Guardians of the Galaxy Trailer: Easter Eggs and Marvel Comics References

With Guardians of the Galaxy, Marvel has an entirely new property to set up--one that isn't based [...]


With Guardians of the Galaxy, Marvel has an entirely new property to set up--one that isn't based on comics everyone and their brother has already heard of or read, and one that has a deep, rich connection to the part of the Marvel Universe that hasn't yet made it to the cinematic side. We got our first glimpse of Guardians last night, along with our first glimpse at the "cosmic" end of the Marvel Cinematic Universe. Generally, the Internet has agreed that it was awesome. Besides the obvious, in-your-face ones like introducing the team and spending a bunch of time with the Nova Corps, what did we notice? Well, read on... Peter Jason Quill and the Raiders of the Space Ark While it could just be a similar sensibility in this kind of pulp-inspired adventure movie, it's hard to imagine that with a child of the '80s like Peter Quill as your main character, the similarities between the first five or so seconds of the film and the famous scene with Indiana Jones stealing the idol in Raiders of the Lost Ark are unintentional. You can check out the Raiders scene in question below to judge for yourself...
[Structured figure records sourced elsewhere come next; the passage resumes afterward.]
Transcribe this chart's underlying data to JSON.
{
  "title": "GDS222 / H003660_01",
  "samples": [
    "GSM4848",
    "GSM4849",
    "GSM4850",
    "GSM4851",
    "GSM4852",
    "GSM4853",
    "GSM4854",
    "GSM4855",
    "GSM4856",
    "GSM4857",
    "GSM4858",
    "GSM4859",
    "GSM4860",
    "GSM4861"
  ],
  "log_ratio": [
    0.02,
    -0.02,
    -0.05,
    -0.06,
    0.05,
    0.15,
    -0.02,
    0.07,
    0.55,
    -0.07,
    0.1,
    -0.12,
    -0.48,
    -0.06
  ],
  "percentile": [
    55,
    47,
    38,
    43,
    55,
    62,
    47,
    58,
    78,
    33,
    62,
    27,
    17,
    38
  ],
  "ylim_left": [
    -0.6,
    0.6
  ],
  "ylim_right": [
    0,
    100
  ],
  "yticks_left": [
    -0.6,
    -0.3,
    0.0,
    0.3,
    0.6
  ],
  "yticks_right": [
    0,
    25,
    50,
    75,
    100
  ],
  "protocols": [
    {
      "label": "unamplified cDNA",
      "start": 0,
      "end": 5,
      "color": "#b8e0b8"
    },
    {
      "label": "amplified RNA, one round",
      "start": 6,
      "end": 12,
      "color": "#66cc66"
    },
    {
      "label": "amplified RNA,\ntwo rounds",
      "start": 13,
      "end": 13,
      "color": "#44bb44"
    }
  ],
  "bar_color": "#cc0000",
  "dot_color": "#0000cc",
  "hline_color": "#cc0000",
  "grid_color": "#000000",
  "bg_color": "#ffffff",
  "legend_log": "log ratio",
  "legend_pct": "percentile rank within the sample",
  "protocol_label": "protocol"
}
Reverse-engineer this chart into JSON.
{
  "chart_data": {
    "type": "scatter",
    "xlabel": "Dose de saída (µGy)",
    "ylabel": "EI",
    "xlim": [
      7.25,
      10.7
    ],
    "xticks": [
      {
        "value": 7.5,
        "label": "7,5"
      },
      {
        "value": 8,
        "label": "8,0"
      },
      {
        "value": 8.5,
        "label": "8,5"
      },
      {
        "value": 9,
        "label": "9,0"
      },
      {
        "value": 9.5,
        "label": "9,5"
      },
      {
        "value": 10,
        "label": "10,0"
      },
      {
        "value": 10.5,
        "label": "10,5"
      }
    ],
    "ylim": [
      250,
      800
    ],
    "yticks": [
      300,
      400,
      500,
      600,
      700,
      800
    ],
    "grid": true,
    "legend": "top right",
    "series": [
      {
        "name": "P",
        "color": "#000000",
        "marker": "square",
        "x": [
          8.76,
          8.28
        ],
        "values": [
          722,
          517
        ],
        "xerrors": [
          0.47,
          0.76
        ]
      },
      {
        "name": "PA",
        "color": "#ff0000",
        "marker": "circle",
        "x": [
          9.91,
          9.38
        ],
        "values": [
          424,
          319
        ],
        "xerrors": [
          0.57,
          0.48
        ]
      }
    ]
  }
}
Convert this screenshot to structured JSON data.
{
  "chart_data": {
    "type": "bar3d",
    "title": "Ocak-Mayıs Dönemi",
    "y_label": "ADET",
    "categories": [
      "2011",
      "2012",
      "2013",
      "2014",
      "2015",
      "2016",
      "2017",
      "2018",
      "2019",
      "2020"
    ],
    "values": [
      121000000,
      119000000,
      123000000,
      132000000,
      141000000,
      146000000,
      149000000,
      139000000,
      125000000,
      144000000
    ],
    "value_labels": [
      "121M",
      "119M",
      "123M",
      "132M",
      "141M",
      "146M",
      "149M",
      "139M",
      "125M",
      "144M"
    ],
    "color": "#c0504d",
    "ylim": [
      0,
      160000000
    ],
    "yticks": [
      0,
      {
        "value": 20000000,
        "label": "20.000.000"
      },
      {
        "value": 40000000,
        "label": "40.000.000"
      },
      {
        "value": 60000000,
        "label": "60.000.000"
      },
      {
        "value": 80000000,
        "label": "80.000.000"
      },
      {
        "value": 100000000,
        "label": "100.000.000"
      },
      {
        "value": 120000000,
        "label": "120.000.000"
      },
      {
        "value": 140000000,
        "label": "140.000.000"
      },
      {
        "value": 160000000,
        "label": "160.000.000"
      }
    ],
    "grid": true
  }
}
...Wow, Doctor Octopus looked young in that clip, am I right?


The Collector At 1:56 in the trailer, you see a crate marked "Tivan." For those who watched Thor: The Dark World, you got a look at Benicio del Toro's character The Collector (real name Taneleer Tivan), who doesn't get a ton of play in the Guardians trailer, though he does show up during the quick cuts at around 1:58. In general it seems that the mission statement of this particular trailer is to get people acquainted with the Guardians--and particularly with Star-Lord--and to worry about little things like working in a beat with every character later. Which makes sense, given the well-established fact that this is the first Marvel film based on characters who weren't on lunchboxes when the average moviegoer's parents were in grade school.


Ronan the Accuser At 1:59, you can see Ronan the Accuser one-arming Drax...and carrying his Universal Weapon. Really, he's so buried in shadows that the weapon is the best indicator that it is, in fact, Ronan. If you take a look at the image above, though, and at the one just below this paragraph, you'll see that the design of the weapon has been kept remarkably consistent from comics to screen.


Why's he called The Accuser? Well, Ronan was enrolled at one point in the Kree Public Accuser Corps--which marks him as a bit of an "officious prig" in the words of our contributing writer Michael Brown, who contributed generously to this article, and which also established the Kree as a race for the Cinematic Universe. Besides the Guardians of the Galaxy and the Nova Corps, Ronan has been known to give a hard time to the Fantastic Four and the Inhumans--the latter of whom is reported to have a Marvel Studios movie in the works. And with the Kree? Captain Marvel, the Kree-Skrull War and a bunch of other notable Marvel Comics stories. That weapon, by the way? He can use it for energy blasts, forcefields, matter manipulation and flight. The weapon has a built-in failsafe: only Accusers in their armor can safely wield it. So--once again deferring to Michael Brown--it's a bit like Judge Dredd's Lawgiver.


Nova Corps = S.H.I.E.L.D.? It seems to us after watching both the Guardians of the Galaxy trailer and the Captain America: The Winter Soldier trailer that each of the filmmaking crews employed a similar kind of humor; the way Brock Rumlow and that other S.H.I.E.L.D. agent bounce off each other in the Cap 2 trailer isn't entirely unlike the way the Nova Corpsmen played by John C. Reilly and Peter Serafinowicz do the same here. Xandar The Nova Corpsman played by Reilly states that the Guardians were picked up on Xandar--which is a Marvel Universe location that has a history with the Nova Corps, who have repeatedly saved it. In fact, in one of the more significant stories featuring the site, it was Nebula--the blue-skinned baddie played by Doctor Who's Karen Gillan in the film--who was responsible for endangering it. Rocket's wife Rocket's soulmate Lylla (an otter) gets a mention in his rap sheet readout. Merle Dixon in space Yondu (played in the movie by Michael Rooker) is mentioned in Quill's readout.


Gramosian Duchess One of Quill's charges is "Illegal Manipulation of a Gramosian Duchess," for which he's branded a sex offender. The inhabitants of the planet Gramos are actually best known for a storyline in which they came to earth seeking the power of Thor's hammer Mjolnir. At another point, Gramosian leader Mercurio also sought out Xorr, the God-Jewel, which paints a very particular picture of his kind of activity...and it seems he may in fact fit in well in this movie.